Ochs espera que o aperto da pala de sol não cause problemas.

“A melhor coisa sobre as operações é enfadonha e é o que esperamos para os próximos três dias, é enfadonha”, disse ele a repórteres em uma teleconferência.

Se for verdade, o espelho folheado a ouro do telescópio – com mais de 6,5 metros – pode se desdobrar já neste fim de semana.

Webb deve chegar ao seu destino a 1 milhão de milhas (1,6 milhão de km) de distância até o final de janeiro. Na segunda-feira, o telescópio estava na metade do caminho.
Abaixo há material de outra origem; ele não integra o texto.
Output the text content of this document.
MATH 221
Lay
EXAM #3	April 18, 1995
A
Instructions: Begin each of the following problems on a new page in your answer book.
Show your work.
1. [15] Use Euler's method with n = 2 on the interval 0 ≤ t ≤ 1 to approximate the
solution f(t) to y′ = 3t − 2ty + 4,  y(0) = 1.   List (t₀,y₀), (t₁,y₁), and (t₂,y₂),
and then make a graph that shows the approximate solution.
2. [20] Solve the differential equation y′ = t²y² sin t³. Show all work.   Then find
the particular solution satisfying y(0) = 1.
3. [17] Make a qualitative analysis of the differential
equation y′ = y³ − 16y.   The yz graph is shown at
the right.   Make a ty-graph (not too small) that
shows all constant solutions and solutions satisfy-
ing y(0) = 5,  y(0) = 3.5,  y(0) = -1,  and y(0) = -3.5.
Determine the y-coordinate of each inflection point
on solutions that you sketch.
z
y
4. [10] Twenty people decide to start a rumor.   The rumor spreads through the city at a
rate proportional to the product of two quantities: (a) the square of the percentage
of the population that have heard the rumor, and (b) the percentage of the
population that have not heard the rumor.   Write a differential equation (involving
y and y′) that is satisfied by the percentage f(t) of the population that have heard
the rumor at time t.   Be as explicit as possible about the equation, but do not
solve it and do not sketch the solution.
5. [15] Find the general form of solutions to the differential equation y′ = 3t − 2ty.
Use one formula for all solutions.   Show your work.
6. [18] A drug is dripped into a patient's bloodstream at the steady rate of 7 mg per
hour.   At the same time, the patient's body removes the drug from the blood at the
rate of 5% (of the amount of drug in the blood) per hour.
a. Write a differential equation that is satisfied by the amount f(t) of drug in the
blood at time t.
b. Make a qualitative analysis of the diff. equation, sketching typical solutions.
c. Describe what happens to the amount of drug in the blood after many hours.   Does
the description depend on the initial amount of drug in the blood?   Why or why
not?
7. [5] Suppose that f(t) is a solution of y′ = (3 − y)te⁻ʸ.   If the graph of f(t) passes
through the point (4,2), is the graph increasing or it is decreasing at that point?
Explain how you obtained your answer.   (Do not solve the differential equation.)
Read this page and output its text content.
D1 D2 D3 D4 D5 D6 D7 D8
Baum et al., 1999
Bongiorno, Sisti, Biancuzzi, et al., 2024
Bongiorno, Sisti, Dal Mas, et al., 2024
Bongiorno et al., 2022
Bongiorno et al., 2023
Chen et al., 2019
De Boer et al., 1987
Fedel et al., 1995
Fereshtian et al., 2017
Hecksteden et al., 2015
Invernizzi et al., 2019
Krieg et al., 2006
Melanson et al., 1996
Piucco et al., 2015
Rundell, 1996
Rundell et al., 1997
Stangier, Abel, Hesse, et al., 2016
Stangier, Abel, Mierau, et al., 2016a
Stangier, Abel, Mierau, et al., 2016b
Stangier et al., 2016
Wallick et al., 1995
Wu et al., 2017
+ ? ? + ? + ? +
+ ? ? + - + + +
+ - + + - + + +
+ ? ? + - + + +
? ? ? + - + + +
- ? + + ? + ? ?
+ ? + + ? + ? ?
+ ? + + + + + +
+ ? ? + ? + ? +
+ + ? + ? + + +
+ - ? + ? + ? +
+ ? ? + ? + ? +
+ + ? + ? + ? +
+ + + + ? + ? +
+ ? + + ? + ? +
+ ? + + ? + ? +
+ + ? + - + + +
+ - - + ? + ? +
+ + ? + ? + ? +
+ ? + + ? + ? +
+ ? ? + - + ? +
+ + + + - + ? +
O telescópio infravermelho deve começar a observar o universo até o final de junho, finalmente revelando as primeiras estrelas e galáxias que se formaram no universo 13,7 bilhões de anos atrás. Isso é apenas 100 milhões de anos após o Big Bang que criou o universo.

Lançado em 1990, o Hubble, que vê principalmente a luz visível, é visível há 13,4 bilhões de anos. Os astrônomos esperam preencher essa lacuna com Webb, que é 100 vezes mais poderoso.

Em outra boa notícia na segunda-feira, as autoridades disseram que esperam que Webb dure além dos 10 anos originalmente esperados com base na eficiência de combustível.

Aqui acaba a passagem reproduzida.